Seminars: Distributed Machine Learning for Large-scale IoT Systems - Test and emerging memories

The seminars will be given by Dr. Rob Aitken, Research & Development Fellow, ARM, as part of the course "Trends in Electronics M."

  • Date: 04 May 2018

  • Event location: Room 5.2, School of Engineering and Architecture, viale Risorgimento 2, Bologna

Contact Name:

Contact Phone: + 39 051 209 3013

About the speaker

Rob Aitken is an ARM Fellow responsible for technology direction at ARM Research. He works on a variety of topics including distributed systems, low power design, technology roadmapping, and next generation memories. He has worked on 15+ Moore’s law nodes and has published over 80 technical papers.

Dr. Aitken joined ARM as part of its acquisition of Artisan Components in 2004. Prior to Artisan, he worked at Agilent and HP.  He holds a Ph.D. from McGill University in Canada. Dr. Aitken is an IEEE Fellow, and serves on a number of conference and workshop committees.

 

Abstract

1. Distributed Machine Learning for Large-scale IoT Systems

The Internet of Things vision promises systems where huge numbers of sensors gather data and machine learning algorithms in the cloud process and make sense of it. While such solutions sound desirable and simple in theory, their practical implementation is complicated. In particular, there are multiple communication bottlenecks between the sensors and the cloud, as well as large amounts of unexploited compute capability along the way. This talk looks at some of the issues involved and explores promising avenues for future innovation.

2. Test and emerging memories

As device scaling slows down, memories are among the hardest hit circuits. Bit cell dimensions push the limits of design rules, and dense structures make achieving high yields difficult, even with the regularity of memory structures. The workhorse memories of the last twenty years, SRAM, DRAM and NAND flash are all facing significant challenges going forward. While the dominant technologies have struggled, some radically new memory technologies have been proposed to take their place.

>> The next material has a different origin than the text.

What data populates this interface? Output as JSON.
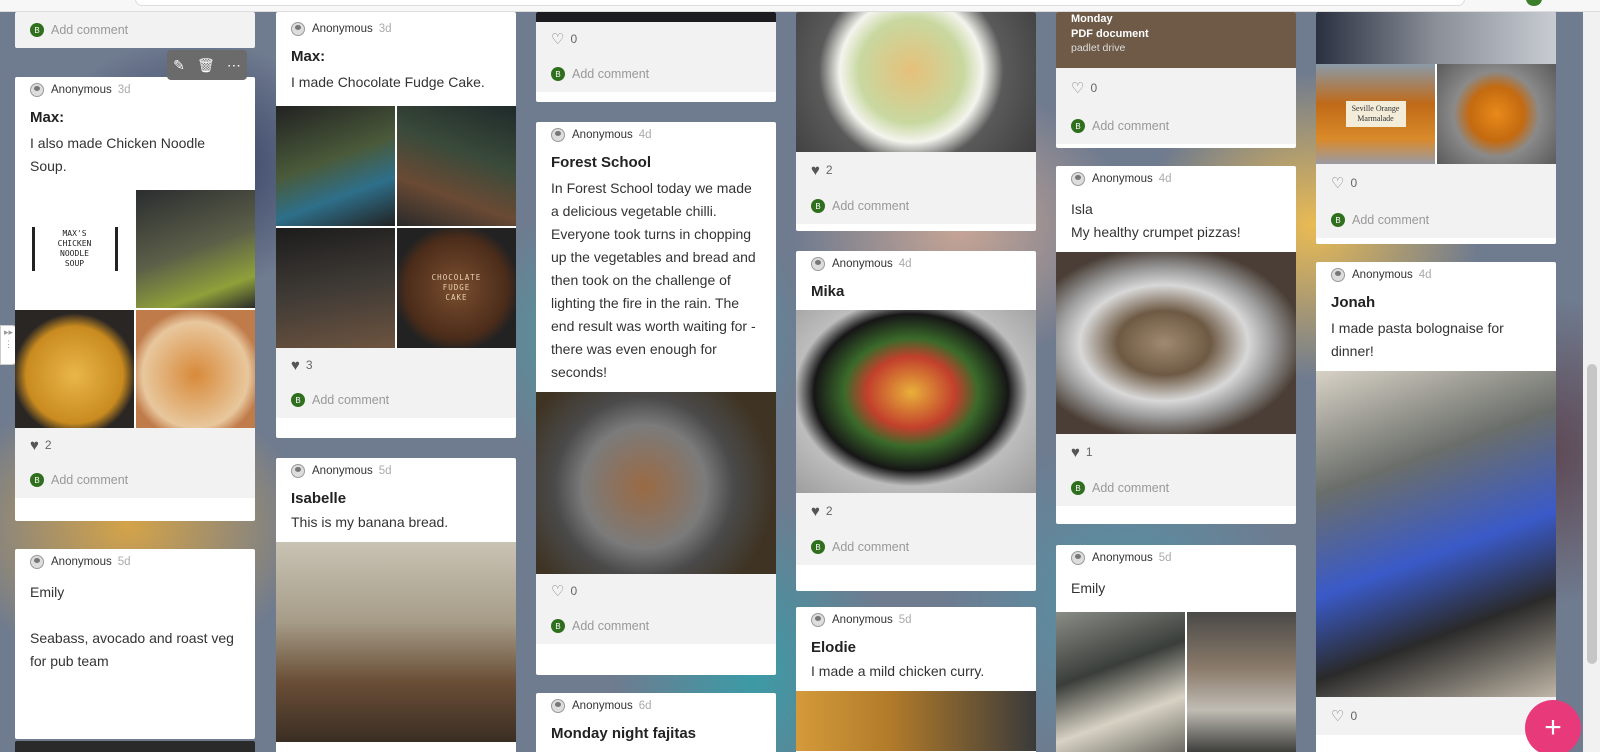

This talk looks at what these technologies are and where they fit within the memory hierarchy, but also looks at their test implications: What failure modes are likely? How can a resistive crosspoint be tested? What redundancy and repair methods make sense and what yield issues can they cover? Answering these questions is key to commercial success for emerging memories, but the answers are different enough that some of our intuition about memory test will need replacing in order to reflect a new reality.